Why authenticity matters

     The New York Times runs a story on Cindy McCain's experience as a political wife in and out of Washington. The details of her story are not new -- her implication in the Keating Five thing, her addiction to pain killers, her isolation. What's interesting is Cindy McCain's announcement to British media that she intends to use Princess Diana as an example for comporting herself. 
     Never mind that Princess Diana was, well, a royal princess. My five-year-old likes that idea, too. Forget for a moment all of Diana's well-aired psychological and emotional difficulties. The qualities Cindy McCain chooses to focus on and attempt to emulate are Diana's lauded efforts on behalf of the world's poorest, neediest people, particularly children. AIDS babies, land mine victims, sick orphans. 
     The trouble with Cindy mimicking Diana's humanitarian efforts is that the impulse is at odds with Cindy McCain's life story and, as is clear from her record, her true nature. Yes, there have been many philanthropists, primarily women, who train their sights on the world's least fortunate to mask the pain of their own misfortune; even lazy armchair psychologists like me know that the do-gooders relate to the suffering of others because in it, they recognize something about themselves. Diana is the poster child for this Poor Little Rich Girl Makes Good dynamic. 
     But Diana's impulse seems to have been genuine, a repudiation of the difficulties of a failed marriage played out on a world stage, an extension of her expressive love of children and empathy for the downtrodden, and in keeping with her inner life. Organic; authentic.

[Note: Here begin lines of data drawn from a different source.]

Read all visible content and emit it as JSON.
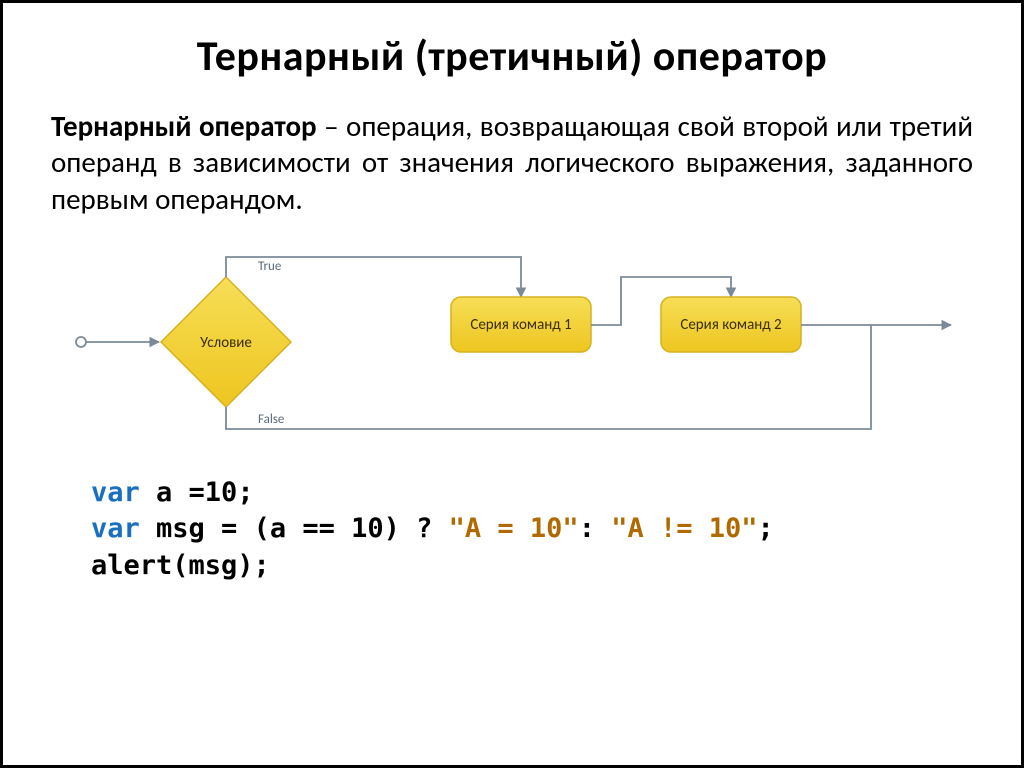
{
  "title": "Тернарный (третичный) оператор",
  "definition": {
    "term": "Тернарный оператор",
    "rest": " – операция, возвращающая свой второй или третий операнд в зависимости от значения логического выражения,  заданного первым операндом."
  },
  "diagram": {
    "true_label": "True",
    "false_label": "False",
    "condition": "Условие",
    "block1": "Серия команд 1",
    "block2": "Серия команд 2"
  },
  "code": {
    "line1_kw": "var",
    "line1_rest": " a =10;",
    "line2_kw": "var",
    "line2_mid": " msg = (a == 10) ? ",
    "line2_str1": "\"A = 10\"",
    "line2_sep": ": ",
    "line2_str2": "\"A != 10\"",
    "line2_end": ";",
    "line3": "alert(msg);"
  },
  "colors": {
    "shape_fill": "#f2d034",
    "shape_stroke": "#d6b21f",
    "arrow": "#7b8a99"
  }
}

     Unlike Diana, Cindy McCain's difficulties have been entirely her own doing, in direct relation to her outsize ambitions. She was the only congressional spouse implicated in the Keating Five scandal. She was not merely a troubled political spouse who found comfort in pain killers and came to be dependent on them; she stole from her own charity to support her addiction and lied about it to salvage her husband's career (and in the process, threw other careers, not to mention needy people, under the bus). 
     It's all well and good to admire the charitable example set by Diana. It's quite another to announce to the world that you intend to follow Diana's example when you've already wrecked your reputation doing just that. (The article reiterates that Cindy McCain never actually went to Rwanda in her fabled 1994 humanitarian mission during the genocide.) She's a poseur. She has proven repeatedly that her first interests are herself and her husband's career. I wouldn't trust Princess Cindy to collect money at the PTA bake sale, never mind as an ambassador for the very people on earth who can least afford her politically expedient motivations and attendant fuckups.
     Running a sleazy, shameless campaign that is by all accounts antithetical to his own true nature has proven unsustainable for the multiple personality disordered John McCain, and probably doomed his shot at the White House. And while it's fine that that Cindy ask herself WWDD -- there are few among us, after all, who actually live up to our ideal selves -- her chances of attaining anything close to the grace to which she allegedly aspires are dim indeed.
     Mrs. McCain, we knew Diana. Diana was a friend of ours. You, madam, are no Diana.